100g salted pretzels

200g sugar

 

Peanut butter sauce

1 cup  (250ml) creamy peanut butter

60ml (1/4 cup) peanut oil

60ml (¼ cup) icing sugar, sifted

pinch of salt

 

To make the brownie flapjacks, mix all the dry ingredients together. Whisk the eggs, buttermilk and vanilla and add to dry ingredients. Combine coffee, peanut butter and butter and add to the mixture. The mixture should be of a dropping consistency. Heat a non-stick pan and grease thoroughly. Drop spoonfuls of the batter into the pan. When bubbles start to form on the surface, flip the flapjacks over and cook on the other side for 1-2 minutes. Repeat with the remaining batter. To make the brittle, scatter the pretzels on a nonstick baking mat or baking paper.
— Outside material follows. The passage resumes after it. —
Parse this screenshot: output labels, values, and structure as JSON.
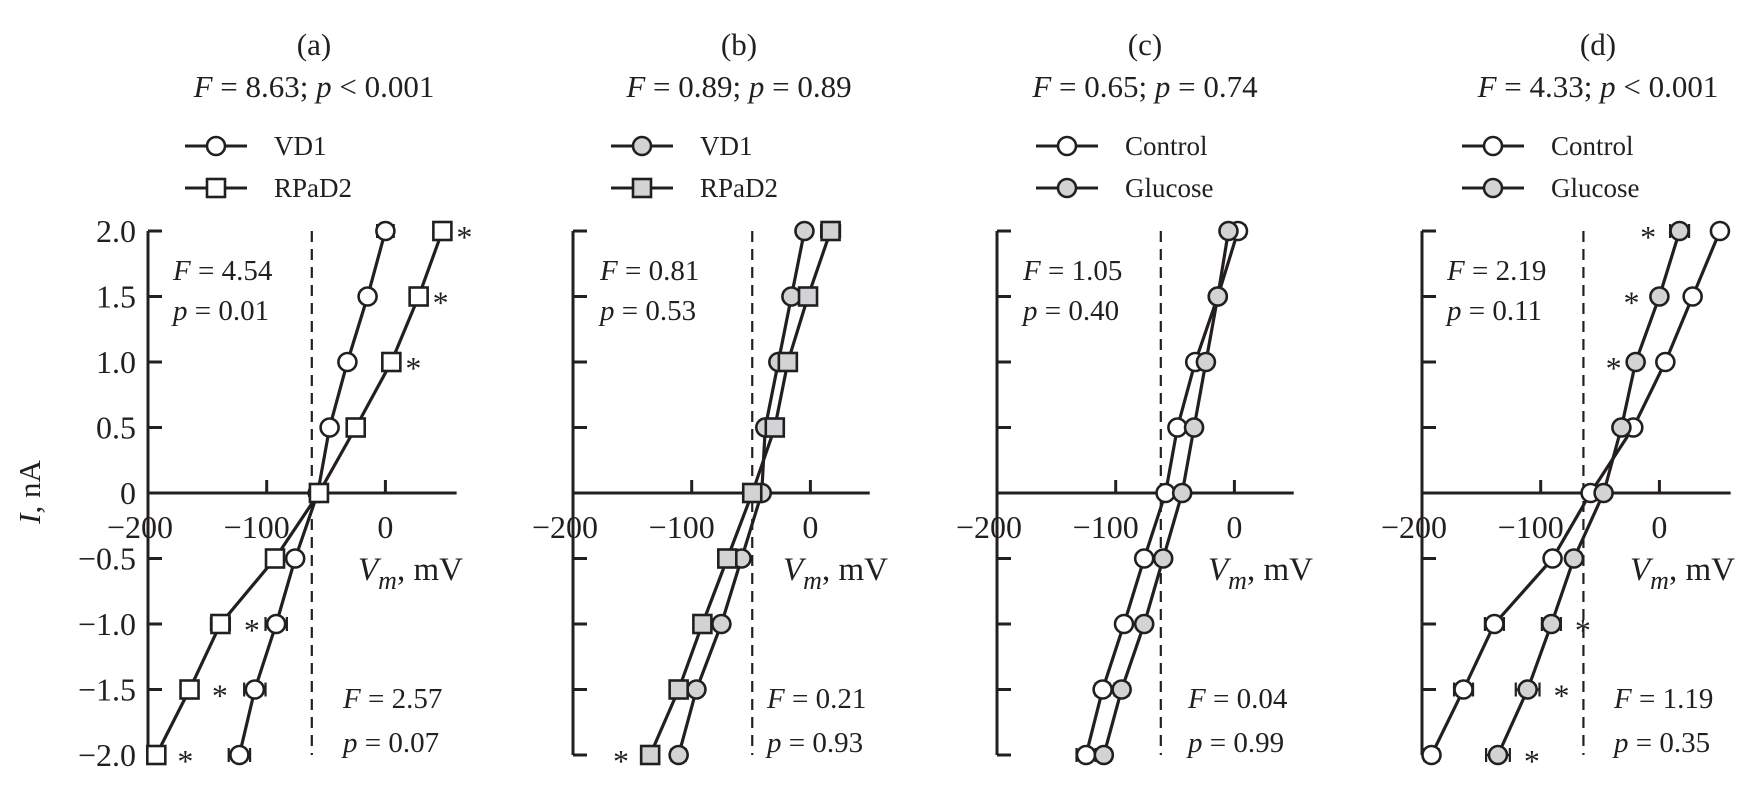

Place the sugar in a saucepan with ¼ cup water and heat gently until sugar is dissolved. Bring to the boil and simmer until the sugar turns a deep caramel. Remove from the heat and immediately pour over the pretzels. Allow to set. Break into pieces. To make the sauce, combine all the ingredients together and stir until smooth. Serve the flapjacks piled high on top of each other, sprinkled with pieces of brittle and drizzled with peanut butter sauce.